Assistiamo perciò a questo passaggio, a questa acquisizione di consapevolezza, riuscendo a “vedere” attraverso gli occhi di Mija, grazie alla grande prova di recitazione di Jun Junghee – nota star del cinema coreano, di nuovo sugli schermi dopo sedici anni di assenza. L’attrice rende al meglio rassegnazione, tristezza, spaesamento, rabbia, così come lo stupore, l’incanto di fronte alla natura che sembra scoprire per la prima volta. Le sue sono emozioni nascoste, quasi implose, rese con una chiave recitativa lieve e misurata, mai plateale, e forse perciò più efficace. Regia e fotografia si accordano sapientemente nell’alternare ampi spazi naturali e paesaggi (che ricordano a noi e a Mija il flusso continuo della vita e i suoi ritmi, ai quali siamo soggetti ma che troppo spesso dimentichiamo), all’analisi dei personaggi, scrutati da vicino solo quando è necessario.

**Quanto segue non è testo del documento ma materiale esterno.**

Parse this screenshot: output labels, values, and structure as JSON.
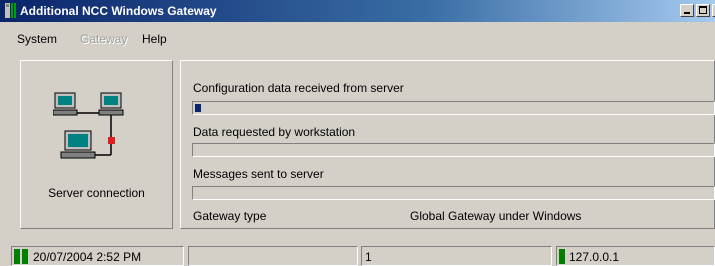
{
  "window": {
    "title": "Additional NCC Windows Gateway"
  },
  "menu": {
    "items": [
      {
        "label": "System",
        "enabled": true
      },
      {
        "label": "Gateway",
        "enabled": false
      },
      {
        "label": "Help",
        "enabled": true
      }
    ]
  },
  "left_panel": {
    "icon": "network-computers-icon",
    "label": "Server connection"
  },
  "progress": [
    {
      "label": "Configuration data received from server",
      "fraction": 0.012
    },
    {
      "label": "Data requested by workstation",
      "fraction": 0
    },
    {
      "label": "Messages sent to server",
      "fraction": 0
    }
  ],
  "info": {
    "gateway_type_label": "Gateway type",
    "gateway_type_value": "Global Gateway under Windows"
  },
  "statusbar": {
    "datetime": "20/07/2004 2:52 PM",
    "field2": "",
    "count": "1",
    "address": "127.0.0.1"
  },
  "colors": {
    "titlebar_start": "#0a246a",
    "titlebar_end": "#a6caf0",
    "progress_fill": "#0a246a",
    "status_led": "#008000",
    "connection_link": "#e02020"
  }
}
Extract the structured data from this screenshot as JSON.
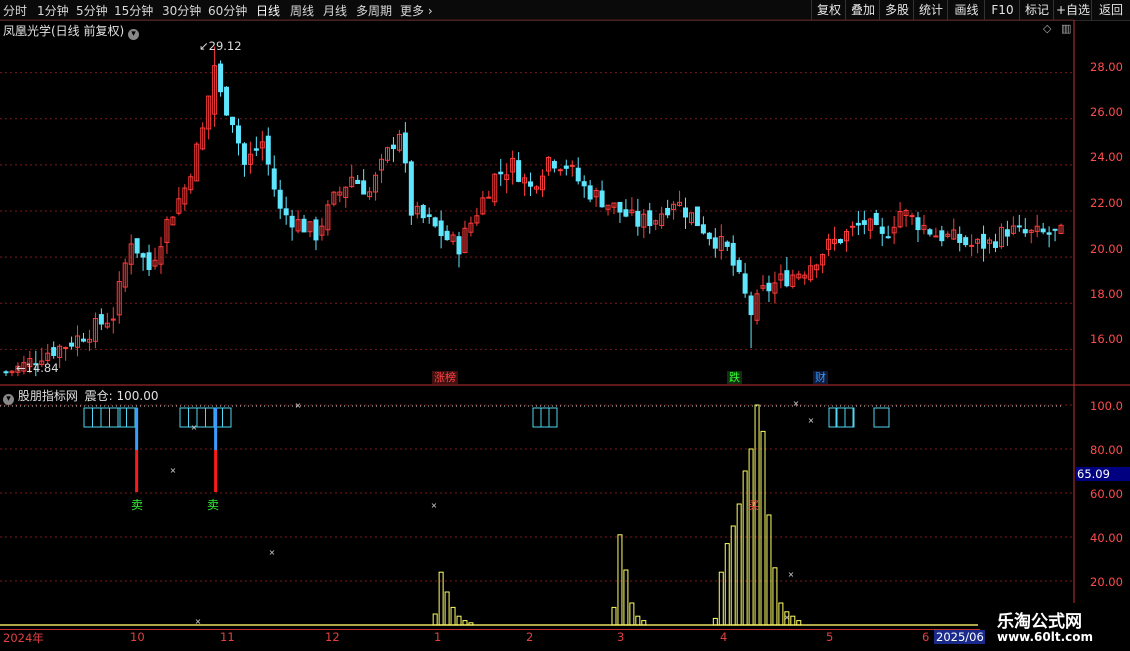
{
  "toolbar": {
    "timeframes": [
      "分时",
      "1分钟",
      "5分钟",
      "15分钟",
      "30分钟",
      "60分钟",
      "日线",
      "周线",
      "月线",
      "多周期"
    ],
    "more_label": "更多",
    "right_buttons": [
      "复权",
      "叠加",
      "多股",
      "统计",
      "画线",
      "F10",
      "标记",
      "+自选",
      "返回"
    ]
  },
  "price_panel": {
    "title": "凤凰光学(日线 前复权)",
    "high_label": "29.12",
    "low_label": "14.84",
    "yaxis": [
      "28.00",
      "26.00",
      "24.00",
      "22.00",
      "20.00",
      "18.00",
      "16.00"
    ],
    "tags": [
      {
        "text": "涨榜",
        "color": "#ff4444"
      },
      {
        "text": "跌",
        "color": "#33ff33"
      },
      {
        "text": "财",
        "color": "#3399ff"
      }
    ]
  },
  "indicator_panel": {
    "title": "股朋指标网",
    "value_label": "震仓: 100.00",
    "yaxis": [
      "100.0",
      "80.00",
      "60.00",
      "40.00",
      "20.00"
    ],
    "current_value": "65.09",
    "sell_label": "卖",
    "buy_label": "买"
  },
  "xaxis": {
    "labels": [
      "2024年",
      "10",
      "11",
      "12",
      "1",
      "2",
      "3",
      "4",
      "5",
      "6"
    ],
    "end_label": "2025/06"
  },
  "watermark": {
    "name": "乐淘公式网",
    "url": "www.60lt.com"
  },
  "chart_data": {
    "type": "candlestick",
    "price_range": [
      14.5,
      29.5
    ],
    "high": 29.12,
    "low": 14.84,
    "close_path": [
      [
        0,
        15.0
      ],
      [
        3,
        15.3
      ],
      [
        6,
        15.8
      ],
      [
        10,
        16.2
      ],
      [
        14,
        16.8
      ],
      [
        18,
        17.5
      ],
      [
        21,
        20.8
      ],
      [
        24,
        19.5
      ],
      [
        27,
        21.5
      ],
      [
        30,
        23.0
      ],
      [
        33,
        25.5
      ],
      [
        35,
        28.5
      ],
      [
        36,
        27.0
      ],
      [
        38,
        26.0
      ],
      [
        40,
        24.0
      ],
      [
        43,
        25.0
      ],
      [
        46,
        22.0
      ],
      [
        49,
        21.5
      ],
      [
        52,
        21.0
      ],
      [
        55,
        22.5
      ],
      [
        58,
        23.5
      ],
      [
        61,
        22.8
      ],
      [
        64,
        24.5
      ],
      [
        66,
        25.5
      ],
      [
        68,
        22.0
      ],
      [
        71,
        21.5
      ],
      [
        74,
        20.8
      ],
      [
        76,
        20.5
      ],
      [
        79,
        22.0
      ],
      [
        82,
        23.5
      ],
      [
        85,
        24.0
      ],
      [
        88,
        23.0
      ],
      [
        91,
        24.3
      ],
      [
        94,
        24.0
      ],
      [
        97,
        23.0
      ],
      [
        100,
        22.5
      ],
      [
        103,
        22.0
      ],
      [
        106,
        21.5
      ],
      [
        109,
        21.7
      ],
      [
        112,
        22.5
      ],
      [
        115,
        21.8
      ],
      [
        118,
        21.0
      ],
      [
        121,
        20.3
      ],
      [
        123,
        19.0
      ],
      [
        125,
        17.6
      ],
      [
        127,
        18.5
      ],
      [
        130,
        19.0
      ],
      [
        134,
        19.5
      ],
      [
        138,
        20.5
      ],
      [
        141,
        21.0
      ],
      [
        144,
        21.5
      ],
      [
        147,
        20.8
      ],
      [
        150,
        22.0
      ],
      [
        153,
        21.5
      ],
      [
        156,
        21.0
      ],
      [
        159,
        20.8
      ],
      [
        162,
        20.5
      ],
      [
        165,
        20.6
      ],
      [
        168,
        21.2
      ],
      [
        171,
        21.0
      ],
      [
        174,
        21.0
      ],
      [
        177,
        21.0
      ]
    ],
    "indicator": {
      "name": "震仓",
      "range": [
        0,
        100
      ],
      "current": 65.09,
      "last_value": 100.0,
      "sell_signals": [
        22,
        35
      ],
      "buy_signals": [
        127
      ],
      "bars": [
        [
          72,
          5
        ],
        [
          73,
          24
        ],
        [
          74,
          15
        ],
        [
          75,
          8
        ],
        [
          76,
          4
        ],
        [
          77,
          2
        ],
        [
          78,
          1
        ],
        [
          102,
          8
        ],
        [
          103,
          41
        ],
        [
          104,
          25
        ],
        [
          105,
          10
        ],
        [
          106,
          4
        ],
        [
          107,
          2
        ],
        [
          119,
          3
        ],
        [
          120,
          24
        ],
        [
          121,
          37
        ],
        [
          122,
          45
        ],
        [
          123,
          55
        ],
        [
          124,
          70
        ],
        [
          125,
          80
        ],
        [
          126,
          100
        ],
        [
          127,
          88
        ],
        [
          128,
          50
        ],
        [
          129,
          26
        ],
        [
          130,
          10
        ],
        [
          131,
          6
        ],
        [
          132,
          4
        ],
        [
          133,
          2
        ]
      ]
    }
  }
}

Per quest’analisi il regista prende il suo tempo (2 ore e 19 minuti la durata della pellicola, fors’anche con qualche scena di troppo) e più che darci una tesi, ci suggerisce qualcosa, invitandoci continuamente a farci domande e a partecipare noi stessi nel colmare “lo spazio bianco” di Poetry, che ha voluto lasciare ampio, proprio come quello di una pagina su cui sia stata scritta una poesia. L’analogia tra le due arti è infatti evidente, così come inevitabile è l’interrogativo sull’utilità dell’una e dell’altra in tempi difficili da decifrare, come i presenti. La risposta dell’autore non è esplicita, anzi, egli rivolge a tutti noi il quesito durante Poetry, ogni qualvolta un personaggio si stupisce di quest’anziana donna che cerca la poesia e la bellezza nelle cose di ogni giorno, ma implicitamente, realizzando il lavoro, e attraverso il titolo così simbolico, dà la sua risposta. La pellicola, prodotta dalla Pine House Film dello stesso Lee Chang-Dong, è distribuita in Italia dalla Tucker Film e uscirà in circa trenta copie.